- EWC Community
Adapted Ballroom Competition Will Be the First of Many, Dancers Say

By: Amanda Yang
Last Saturday, in the U.S, Dance Mobility held a ballroom competition, but not just a normal ballroom competition. This competition for people who use a wheelchair or prosthetic limbs brought in dozens of people from all over the country to take part in the first adjusted ballroom competition.
Cheryl Angelelli, a Paralympic (which is a major physical event for people with disabilities) medalist and quadriplegic, meaning paralyzed in all four limbs, and Evan Mountain, the co-owner of the Fred Astaire Dance Studio in Michigan, are the co-founders of Dance Mobility. The program, created in 2015, is supported by the Rehabilitation Institute of Michigan's foundation and gives out free monthly wheelchair ballroom group lessons that are taught by professionals.
"Representation matters, to be seen matters, to go into a room and see people that look like you is important," Angelelli said.
Angelelli, a wheelchair ballroom dancer with a competitive spirit and a natural athletic ability, ranked seventh in the world for ballroom dancing in 2017. However, access and finances become an impassable wall to many, as most competitions take place overseas.

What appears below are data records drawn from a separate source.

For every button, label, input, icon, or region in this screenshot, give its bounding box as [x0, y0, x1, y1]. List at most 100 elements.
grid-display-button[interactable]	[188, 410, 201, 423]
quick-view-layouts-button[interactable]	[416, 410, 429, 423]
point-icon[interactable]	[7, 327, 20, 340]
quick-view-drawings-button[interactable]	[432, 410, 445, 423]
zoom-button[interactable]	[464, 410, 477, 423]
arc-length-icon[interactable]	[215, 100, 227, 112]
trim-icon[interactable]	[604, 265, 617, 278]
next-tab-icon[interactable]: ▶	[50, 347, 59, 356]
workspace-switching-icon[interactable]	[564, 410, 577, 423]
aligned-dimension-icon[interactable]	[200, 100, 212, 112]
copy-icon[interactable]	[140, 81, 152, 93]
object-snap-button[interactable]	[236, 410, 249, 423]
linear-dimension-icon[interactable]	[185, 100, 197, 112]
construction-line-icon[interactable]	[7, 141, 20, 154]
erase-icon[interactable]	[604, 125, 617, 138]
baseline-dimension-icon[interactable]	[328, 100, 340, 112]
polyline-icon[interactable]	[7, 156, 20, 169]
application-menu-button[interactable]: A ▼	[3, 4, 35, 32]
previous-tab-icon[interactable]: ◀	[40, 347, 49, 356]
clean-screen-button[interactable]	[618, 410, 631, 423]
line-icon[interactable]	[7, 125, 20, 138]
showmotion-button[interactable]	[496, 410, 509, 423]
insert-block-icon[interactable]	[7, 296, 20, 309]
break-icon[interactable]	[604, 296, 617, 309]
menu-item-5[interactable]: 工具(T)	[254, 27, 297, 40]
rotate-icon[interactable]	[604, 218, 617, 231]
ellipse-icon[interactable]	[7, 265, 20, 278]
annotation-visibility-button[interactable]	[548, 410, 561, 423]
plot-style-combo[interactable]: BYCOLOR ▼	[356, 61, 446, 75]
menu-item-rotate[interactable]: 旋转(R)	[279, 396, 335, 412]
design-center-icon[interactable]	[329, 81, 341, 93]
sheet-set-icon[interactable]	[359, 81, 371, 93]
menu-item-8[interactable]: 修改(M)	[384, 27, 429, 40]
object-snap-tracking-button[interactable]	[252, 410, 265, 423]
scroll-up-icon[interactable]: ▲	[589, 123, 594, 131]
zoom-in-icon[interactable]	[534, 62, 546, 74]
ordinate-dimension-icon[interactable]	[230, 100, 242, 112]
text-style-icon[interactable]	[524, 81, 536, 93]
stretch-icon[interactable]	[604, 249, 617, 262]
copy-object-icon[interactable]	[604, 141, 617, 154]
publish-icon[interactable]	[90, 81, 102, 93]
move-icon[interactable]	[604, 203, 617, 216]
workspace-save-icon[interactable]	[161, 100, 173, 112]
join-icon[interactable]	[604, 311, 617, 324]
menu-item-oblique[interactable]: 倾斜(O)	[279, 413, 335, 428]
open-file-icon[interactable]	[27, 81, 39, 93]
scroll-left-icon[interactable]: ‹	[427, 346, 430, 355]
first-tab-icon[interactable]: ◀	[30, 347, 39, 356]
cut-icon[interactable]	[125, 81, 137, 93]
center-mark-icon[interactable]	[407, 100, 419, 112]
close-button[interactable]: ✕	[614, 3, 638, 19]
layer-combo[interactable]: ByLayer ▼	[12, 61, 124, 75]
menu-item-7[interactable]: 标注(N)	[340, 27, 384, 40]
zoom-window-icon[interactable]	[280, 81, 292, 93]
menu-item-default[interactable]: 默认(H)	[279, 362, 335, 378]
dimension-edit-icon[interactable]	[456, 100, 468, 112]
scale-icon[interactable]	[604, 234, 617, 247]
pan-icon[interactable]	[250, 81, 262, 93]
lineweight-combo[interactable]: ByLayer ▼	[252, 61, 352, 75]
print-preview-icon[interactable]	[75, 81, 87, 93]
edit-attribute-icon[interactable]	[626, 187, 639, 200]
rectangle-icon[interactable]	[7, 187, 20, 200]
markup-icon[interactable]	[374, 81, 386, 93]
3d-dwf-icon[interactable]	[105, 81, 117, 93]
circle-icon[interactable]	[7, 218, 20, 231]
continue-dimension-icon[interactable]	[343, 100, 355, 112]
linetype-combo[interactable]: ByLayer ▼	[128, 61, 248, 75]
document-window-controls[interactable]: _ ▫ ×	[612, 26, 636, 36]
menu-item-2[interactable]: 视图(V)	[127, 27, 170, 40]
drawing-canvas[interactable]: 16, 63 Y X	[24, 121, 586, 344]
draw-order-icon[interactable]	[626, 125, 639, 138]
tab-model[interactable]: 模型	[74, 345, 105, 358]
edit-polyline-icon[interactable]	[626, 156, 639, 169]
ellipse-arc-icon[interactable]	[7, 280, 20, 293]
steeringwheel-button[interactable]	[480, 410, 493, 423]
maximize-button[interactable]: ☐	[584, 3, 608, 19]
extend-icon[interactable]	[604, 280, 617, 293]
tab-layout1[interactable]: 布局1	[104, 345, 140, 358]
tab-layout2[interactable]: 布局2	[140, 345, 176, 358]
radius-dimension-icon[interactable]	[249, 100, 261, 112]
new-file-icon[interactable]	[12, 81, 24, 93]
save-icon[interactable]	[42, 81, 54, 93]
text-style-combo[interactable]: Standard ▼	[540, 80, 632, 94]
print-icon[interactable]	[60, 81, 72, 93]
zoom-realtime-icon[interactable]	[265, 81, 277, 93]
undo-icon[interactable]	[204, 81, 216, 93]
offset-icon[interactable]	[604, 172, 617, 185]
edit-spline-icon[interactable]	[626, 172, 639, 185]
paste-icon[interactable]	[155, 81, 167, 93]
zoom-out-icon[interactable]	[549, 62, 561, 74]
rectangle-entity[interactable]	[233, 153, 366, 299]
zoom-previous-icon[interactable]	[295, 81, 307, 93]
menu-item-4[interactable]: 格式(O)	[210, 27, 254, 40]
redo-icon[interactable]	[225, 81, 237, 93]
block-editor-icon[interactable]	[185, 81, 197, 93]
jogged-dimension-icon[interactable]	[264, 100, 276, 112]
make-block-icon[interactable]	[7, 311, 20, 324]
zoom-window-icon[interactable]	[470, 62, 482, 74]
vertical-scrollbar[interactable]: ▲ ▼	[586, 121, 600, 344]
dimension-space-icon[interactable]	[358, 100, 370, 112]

Angelelli felt very firmly that she had to bring these kinds of special occasions to dancers in the United States. Both she and her partner, Tamerlan Gadirove, have competed nationally and internationally at the Para Dance Sport competition.
Eve Dahl, 14 years old, thought that the chance to join in a competition with other people in wheelchairs was definitely worth a 7-hour drive from Wisconsin she had to persist with her dancing partner, Ernie Olivas, her family, Deborah and Lance, and their Great Dane service dog, Finn.
Dahl has Osteogenesis imperfecta, also known as brittle bone disease. This is a group of genetic disorders that make the victim’s bones break easily. But this disease hasn’t stopped her from doing what she loves, pursuing lyrical dancing since she was five. Lately, during the last three years, she has also taken up ballroom dancing as a challenge.
Robin Wooten, 52 years old, wiped her tears away as she saw a recently married couple ballroom dancing in their wedding outfits on Saturday. In Wooten's late 40s, she was diagnosed with Multiple Sclerosis, a disease that disabled her spinal cord. Before that happened, she used to dance for years with her friends and taught her own son how to dance. She says that her friends will dance with her, even though she can no longer stand up, but she now sees that ballroom dancing can be done competitively. "It's amazing," she said, choking back tears.
Wooten says she dreams that when the time comes, she will dance at her son’s wedding.